KDE defaults bandwidth to Silverman per axis; football multi-clusters over-smooth as a known trade
Zero-config KDE uses Silverman's rule (`h = σ × n^(-1/6)`) independently on x and y. Silverman is designed for unimodal distributions, and multi-cluster football patterns (wing + centre + striker zones) over-smooth as a result. That's a known limitation, surfaced as a `[kde.low-confidence]` warning on sparse inputs.
Context
Bandwidth selection is the load-bearing parameter for a KDE. Four plausible defaults:
- Silverman — closed-form, deterministic, per-axis. Smooths too much on multi-modal data.
- Scott — another closed-form rule; marginally less smoothing than Silverman.
- Cross-validated — data-driven, better fit, expensive, non-deterministic between small data tweaks.

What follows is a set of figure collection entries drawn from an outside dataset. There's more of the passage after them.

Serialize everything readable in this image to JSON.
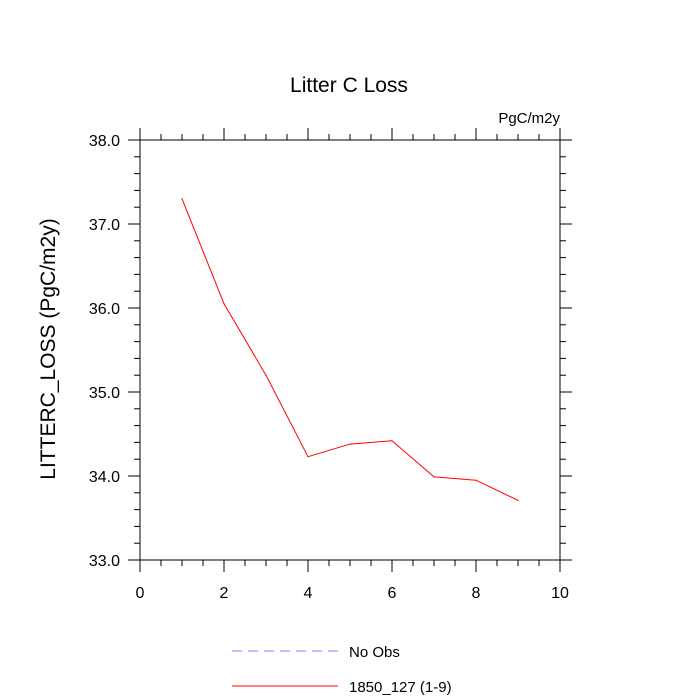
{
  "chart_data": {
    "type": "line",
    "title": "Litter C Loss",
    "units_label": "PgC/m2y",
    "ylabel": "LITTERC_LOSS  (PgC/m2y)",
    "xlabel": "",
    "xlim": [
      0,
      10
    ],
    "ylim": [
      33.0,
      38.0
    ],
    "x_ticks": [
      0,
      2,
      4,
      6,
      8,
      10
    ],
    "x_tick_labels": [
      "0",
      "2",
      "4",
      "6",
      "8",
      "10"
    ],
    "y_ticks": [
      33.0,
      34.0,
      35.0,
      36.0,
      37.0,
      38.0
    ],
    "y_tick_labels": [
      "33.0",
      "34.0",
      "35.0",
      "36.0",
      "37.0",
      "38.0"
    ],
    "grid": false,
    "legend_position": "bottom-center",
    "series": [
      {
        "name": "No Obs",
        "color": "#8080ff",
        "dash": "dashed",
        "x": [],
        "y": []
      },
      {
        "name": "1850_127 (1-9)",
        "color": "#ff0000",
        "dash": "solid",
        "x": [
          1,
          2,
          3,
          4,
          5,
          6,
          7,
          8,
          9
        ],
        "y": [
          37.3,
          36.05,
          35.2,
          34.23,
          34.38,
          34.42,
          33.99,
          33.95,
          33.71
        ]
      }
    ]
  }
}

- Fixed constant — simple but arbitrary.
Football events are typically multi-modal (wingers vs centre-backs vs strikers operate in distinct zones). A Silverman-smoothed heat blob over all of them is visually clean but analytically blurry. The alternatives each have their own cost (Scott is barely different; CV is expensive and jittery; fixed is arbitrary).
Decision
bandwidth: "auto" defaults to Silverman, applied per-axis. bandwidth
accepts a number (same units as the canonical pitch frame) or a
[bwX, bwY] tuple for asymmetric smoothing. Sparse inputs (< 10 events)
emit [kde.low-confidence]. Non-finite or negative bandwidths fall back
with a warning.
Consequences
- Default output is deterministic and reproducible in tests.
- Consumers analysing multi-cluster patterns pass a tighter manual bandwidth; the spec documents this as the canonical override.
- Cross-validated bandwidth is deferred; adds cost and non-determinism without a clearly better editorial default.
- The compute layer exposes the resolved bandwidth on the model so consumers can inspect what was used — important when the fallback kicks in silently.